The Scheme was prolonged by the Oireachtas (the Irish Parliament and Legislature) in November 2010 until 31 December 2011 for all liabilities under the Scheme, but subject to continuing Commission State aid approval. The extension of the Scheme (covering Irish financial institutions such as Allied Irish Bank (AIB), Bank of Ireland and the EBS Building Society) means that bonds and deposits issued or rolled over before 31 December 2011 will be guaranteed under the Scheme up to maturity, subject to a maximum maturity of five years.
With a view to a return to normal market conditions, the Commission is seeking to gradually phase out State support to encourage the restructuring of banks and financial institutions with structural difficulties. To this end, the conditions attached to the Scheme changed in December 2010, with every bank in the EU having recourse to State support in the form of capital or impaired asset measures required to submit a restructuring plan.

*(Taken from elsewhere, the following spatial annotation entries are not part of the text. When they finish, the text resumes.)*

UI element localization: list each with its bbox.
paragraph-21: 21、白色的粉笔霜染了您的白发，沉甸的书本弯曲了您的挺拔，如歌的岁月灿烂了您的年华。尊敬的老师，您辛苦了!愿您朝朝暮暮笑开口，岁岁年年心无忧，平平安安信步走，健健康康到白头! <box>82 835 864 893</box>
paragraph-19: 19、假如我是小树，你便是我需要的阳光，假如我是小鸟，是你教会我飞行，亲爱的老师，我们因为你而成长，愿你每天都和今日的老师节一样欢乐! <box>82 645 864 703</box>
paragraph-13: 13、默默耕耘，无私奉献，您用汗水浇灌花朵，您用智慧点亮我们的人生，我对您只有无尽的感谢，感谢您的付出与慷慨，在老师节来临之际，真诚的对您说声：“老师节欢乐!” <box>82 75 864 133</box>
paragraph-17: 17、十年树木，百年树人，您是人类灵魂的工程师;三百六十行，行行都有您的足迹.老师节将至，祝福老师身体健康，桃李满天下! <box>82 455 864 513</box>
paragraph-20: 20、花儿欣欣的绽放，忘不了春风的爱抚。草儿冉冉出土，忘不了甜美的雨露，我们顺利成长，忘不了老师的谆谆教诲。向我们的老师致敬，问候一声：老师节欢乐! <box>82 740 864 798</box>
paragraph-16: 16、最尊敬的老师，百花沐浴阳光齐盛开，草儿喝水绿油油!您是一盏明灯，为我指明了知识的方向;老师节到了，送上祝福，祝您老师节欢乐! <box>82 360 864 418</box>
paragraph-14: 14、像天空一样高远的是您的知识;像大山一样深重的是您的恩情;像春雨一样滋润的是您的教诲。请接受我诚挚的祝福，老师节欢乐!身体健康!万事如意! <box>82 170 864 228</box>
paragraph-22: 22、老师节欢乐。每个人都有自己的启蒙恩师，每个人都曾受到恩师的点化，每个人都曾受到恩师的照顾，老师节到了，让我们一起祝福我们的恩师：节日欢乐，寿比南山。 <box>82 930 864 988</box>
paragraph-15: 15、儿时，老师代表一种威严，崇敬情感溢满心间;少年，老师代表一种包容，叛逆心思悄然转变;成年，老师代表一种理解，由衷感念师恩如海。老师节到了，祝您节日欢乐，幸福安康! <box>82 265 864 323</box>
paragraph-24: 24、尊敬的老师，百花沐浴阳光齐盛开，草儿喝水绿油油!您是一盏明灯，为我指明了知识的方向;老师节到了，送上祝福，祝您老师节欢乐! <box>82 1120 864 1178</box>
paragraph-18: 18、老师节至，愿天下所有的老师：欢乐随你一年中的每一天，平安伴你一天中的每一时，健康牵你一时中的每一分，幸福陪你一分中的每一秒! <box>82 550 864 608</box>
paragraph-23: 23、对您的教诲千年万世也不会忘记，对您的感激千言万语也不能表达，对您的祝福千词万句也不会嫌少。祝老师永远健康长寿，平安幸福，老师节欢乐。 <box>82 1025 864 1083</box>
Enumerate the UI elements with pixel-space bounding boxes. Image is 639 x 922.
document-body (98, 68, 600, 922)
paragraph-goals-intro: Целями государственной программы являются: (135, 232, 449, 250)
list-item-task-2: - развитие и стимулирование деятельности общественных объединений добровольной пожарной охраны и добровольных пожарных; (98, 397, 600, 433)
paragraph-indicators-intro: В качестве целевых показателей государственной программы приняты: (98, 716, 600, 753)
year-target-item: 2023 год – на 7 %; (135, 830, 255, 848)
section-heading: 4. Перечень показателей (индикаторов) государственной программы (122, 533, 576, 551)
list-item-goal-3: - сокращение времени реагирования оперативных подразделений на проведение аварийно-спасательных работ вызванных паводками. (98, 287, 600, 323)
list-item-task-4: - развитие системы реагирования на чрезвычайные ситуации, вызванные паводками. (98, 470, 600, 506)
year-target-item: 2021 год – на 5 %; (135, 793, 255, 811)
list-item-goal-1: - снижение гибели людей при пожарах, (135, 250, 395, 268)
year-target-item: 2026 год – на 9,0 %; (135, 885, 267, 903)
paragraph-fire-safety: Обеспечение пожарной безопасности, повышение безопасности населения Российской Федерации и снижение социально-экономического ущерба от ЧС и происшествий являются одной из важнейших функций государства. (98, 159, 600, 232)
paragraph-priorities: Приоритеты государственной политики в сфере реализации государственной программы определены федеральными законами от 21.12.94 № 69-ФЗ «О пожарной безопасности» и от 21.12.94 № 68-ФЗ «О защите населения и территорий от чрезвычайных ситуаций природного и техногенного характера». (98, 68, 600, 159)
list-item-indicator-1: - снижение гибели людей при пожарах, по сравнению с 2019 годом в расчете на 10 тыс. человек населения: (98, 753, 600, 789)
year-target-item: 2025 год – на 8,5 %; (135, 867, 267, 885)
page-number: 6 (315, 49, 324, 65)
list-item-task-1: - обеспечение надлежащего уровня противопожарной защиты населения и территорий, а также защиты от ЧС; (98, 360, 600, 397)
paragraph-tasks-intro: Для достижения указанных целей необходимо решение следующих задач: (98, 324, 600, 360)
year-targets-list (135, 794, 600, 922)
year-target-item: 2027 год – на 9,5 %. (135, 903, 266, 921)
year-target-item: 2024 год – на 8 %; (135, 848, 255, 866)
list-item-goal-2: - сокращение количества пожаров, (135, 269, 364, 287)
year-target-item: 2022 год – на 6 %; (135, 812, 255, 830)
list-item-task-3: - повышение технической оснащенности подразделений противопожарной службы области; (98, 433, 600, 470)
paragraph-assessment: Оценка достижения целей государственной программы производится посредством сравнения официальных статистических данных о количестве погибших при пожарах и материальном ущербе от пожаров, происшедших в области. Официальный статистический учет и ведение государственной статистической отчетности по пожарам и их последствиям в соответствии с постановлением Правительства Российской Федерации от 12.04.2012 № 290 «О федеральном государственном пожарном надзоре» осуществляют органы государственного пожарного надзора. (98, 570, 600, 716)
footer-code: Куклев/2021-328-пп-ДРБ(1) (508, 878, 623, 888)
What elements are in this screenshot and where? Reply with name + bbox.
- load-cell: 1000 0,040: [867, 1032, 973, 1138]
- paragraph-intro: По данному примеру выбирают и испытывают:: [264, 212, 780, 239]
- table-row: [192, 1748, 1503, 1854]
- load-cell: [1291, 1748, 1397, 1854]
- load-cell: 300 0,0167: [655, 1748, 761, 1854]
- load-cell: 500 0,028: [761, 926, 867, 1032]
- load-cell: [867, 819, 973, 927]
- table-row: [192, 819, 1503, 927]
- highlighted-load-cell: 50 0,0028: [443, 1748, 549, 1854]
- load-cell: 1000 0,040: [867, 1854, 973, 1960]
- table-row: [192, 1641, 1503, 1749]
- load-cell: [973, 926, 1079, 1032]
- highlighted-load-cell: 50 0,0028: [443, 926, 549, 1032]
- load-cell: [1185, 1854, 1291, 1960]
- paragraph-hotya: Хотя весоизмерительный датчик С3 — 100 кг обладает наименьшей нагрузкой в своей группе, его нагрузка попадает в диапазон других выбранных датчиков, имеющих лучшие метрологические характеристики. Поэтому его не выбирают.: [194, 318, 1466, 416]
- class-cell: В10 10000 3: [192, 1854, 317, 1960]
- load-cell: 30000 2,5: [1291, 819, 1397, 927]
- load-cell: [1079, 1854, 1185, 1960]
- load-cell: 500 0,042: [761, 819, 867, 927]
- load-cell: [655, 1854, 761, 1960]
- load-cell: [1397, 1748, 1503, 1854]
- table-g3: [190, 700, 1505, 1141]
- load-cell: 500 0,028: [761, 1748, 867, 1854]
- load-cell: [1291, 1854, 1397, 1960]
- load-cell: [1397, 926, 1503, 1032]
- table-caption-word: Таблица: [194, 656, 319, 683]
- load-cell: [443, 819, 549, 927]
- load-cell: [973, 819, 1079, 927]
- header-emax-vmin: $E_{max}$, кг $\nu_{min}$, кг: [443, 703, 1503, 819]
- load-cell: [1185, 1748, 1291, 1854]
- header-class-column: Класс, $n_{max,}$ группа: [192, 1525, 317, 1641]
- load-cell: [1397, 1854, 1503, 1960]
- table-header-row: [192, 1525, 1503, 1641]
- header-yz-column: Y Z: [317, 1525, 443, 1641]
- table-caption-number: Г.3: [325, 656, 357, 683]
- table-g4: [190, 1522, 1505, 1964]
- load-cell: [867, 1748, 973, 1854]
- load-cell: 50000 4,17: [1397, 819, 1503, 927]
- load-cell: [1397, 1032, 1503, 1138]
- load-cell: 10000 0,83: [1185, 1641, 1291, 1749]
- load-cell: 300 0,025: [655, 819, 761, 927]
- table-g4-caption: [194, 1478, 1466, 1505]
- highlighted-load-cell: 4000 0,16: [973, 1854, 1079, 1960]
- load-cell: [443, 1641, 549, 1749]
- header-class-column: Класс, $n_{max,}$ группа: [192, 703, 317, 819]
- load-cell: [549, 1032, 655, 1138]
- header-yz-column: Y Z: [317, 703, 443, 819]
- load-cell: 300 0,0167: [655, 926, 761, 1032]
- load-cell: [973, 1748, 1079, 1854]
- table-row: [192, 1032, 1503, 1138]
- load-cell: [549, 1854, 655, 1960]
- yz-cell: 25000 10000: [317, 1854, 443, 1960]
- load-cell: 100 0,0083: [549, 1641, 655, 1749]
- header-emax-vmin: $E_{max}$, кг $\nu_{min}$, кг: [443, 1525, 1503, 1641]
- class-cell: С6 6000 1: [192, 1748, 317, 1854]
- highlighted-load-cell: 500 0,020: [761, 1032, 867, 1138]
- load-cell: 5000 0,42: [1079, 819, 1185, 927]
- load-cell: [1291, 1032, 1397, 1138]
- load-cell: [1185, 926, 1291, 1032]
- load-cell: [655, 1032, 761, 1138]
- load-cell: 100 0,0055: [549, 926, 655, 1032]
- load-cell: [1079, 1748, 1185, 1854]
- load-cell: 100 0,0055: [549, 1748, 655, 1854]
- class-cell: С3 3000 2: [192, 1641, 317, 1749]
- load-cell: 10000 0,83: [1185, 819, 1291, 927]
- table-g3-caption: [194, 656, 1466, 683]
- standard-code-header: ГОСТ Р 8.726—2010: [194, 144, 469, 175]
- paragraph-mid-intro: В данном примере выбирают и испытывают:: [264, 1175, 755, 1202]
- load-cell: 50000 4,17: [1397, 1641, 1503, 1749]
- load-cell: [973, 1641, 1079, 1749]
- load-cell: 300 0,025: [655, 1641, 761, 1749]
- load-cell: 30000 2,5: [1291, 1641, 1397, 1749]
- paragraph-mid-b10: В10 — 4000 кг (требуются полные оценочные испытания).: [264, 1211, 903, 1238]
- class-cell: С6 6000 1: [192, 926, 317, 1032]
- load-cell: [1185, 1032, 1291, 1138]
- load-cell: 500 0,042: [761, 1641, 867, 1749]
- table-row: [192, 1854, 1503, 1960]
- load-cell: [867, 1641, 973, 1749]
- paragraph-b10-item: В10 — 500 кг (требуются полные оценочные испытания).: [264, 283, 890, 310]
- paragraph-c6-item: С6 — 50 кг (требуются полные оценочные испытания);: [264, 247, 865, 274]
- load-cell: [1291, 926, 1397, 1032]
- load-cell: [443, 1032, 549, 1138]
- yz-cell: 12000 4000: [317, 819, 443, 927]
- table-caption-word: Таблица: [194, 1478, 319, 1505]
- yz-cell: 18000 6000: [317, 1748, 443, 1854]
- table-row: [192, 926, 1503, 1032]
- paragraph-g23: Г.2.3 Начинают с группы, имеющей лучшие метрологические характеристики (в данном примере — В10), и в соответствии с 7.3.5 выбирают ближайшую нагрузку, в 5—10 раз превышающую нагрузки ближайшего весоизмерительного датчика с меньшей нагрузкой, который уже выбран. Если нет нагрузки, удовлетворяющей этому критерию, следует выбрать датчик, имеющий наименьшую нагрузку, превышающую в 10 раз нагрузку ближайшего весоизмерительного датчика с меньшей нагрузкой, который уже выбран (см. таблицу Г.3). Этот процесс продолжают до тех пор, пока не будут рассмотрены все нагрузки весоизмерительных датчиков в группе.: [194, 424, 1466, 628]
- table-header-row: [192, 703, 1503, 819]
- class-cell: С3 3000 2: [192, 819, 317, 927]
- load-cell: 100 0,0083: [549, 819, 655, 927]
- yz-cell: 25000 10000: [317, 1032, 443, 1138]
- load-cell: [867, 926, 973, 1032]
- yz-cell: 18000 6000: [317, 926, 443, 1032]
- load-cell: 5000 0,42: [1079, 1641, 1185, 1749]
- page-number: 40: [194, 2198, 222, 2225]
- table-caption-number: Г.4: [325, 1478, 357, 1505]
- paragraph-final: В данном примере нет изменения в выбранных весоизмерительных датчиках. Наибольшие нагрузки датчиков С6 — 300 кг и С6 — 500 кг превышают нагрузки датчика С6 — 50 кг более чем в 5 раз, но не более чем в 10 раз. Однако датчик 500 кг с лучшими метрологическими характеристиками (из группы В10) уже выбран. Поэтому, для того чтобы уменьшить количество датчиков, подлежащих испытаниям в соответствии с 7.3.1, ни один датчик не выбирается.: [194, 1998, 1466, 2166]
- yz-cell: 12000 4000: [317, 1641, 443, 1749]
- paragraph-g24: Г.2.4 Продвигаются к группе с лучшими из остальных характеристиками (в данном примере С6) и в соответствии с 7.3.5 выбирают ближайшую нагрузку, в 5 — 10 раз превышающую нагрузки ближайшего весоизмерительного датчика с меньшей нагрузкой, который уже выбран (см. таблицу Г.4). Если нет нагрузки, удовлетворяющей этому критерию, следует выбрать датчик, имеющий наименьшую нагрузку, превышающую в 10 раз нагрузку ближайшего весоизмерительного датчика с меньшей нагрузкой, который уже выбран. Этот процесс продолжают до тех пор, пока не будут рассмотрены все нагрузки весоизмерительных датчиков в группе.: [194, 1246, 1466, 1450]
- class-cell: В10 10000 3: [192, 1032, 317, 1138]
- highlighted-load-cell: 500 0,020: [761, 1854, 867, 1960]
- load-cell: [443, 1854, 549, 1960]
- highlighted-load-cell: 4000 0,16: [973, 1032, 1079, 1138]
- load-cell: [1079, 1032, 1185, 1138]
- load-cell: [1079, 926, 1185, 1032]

The last few months have witnessed, generally across Europe but with some exceptions, a continued consolidation of economic recovery and further stabilisation of the interbank market. The extension of the Scheme, well ahead of its expiry date at the end of June, is likely to offer some certainty and comfort to investors. However, it should be noted that the EU Directorate General for Competition regards the bank guarantee schemes as justifiable only as an emergency response to the recent unprecedented stress in financial markets and only as long as those exceptional circumstances prevail. In this connection, the ultimate goal is to return to the normal State aid regime, based upon Article 107 of the TFEU.
Accordingly, it is anticipated that the normal State aid regime will resume as of 1 January 2012, market conditions permitting. Accordingly, Ireland may not be permitted to further extend the application of the Scheme beyond 2011 (although it is recognised that the fact that the pace of recovery is not uniform across the European Economic Area might impact in this regard).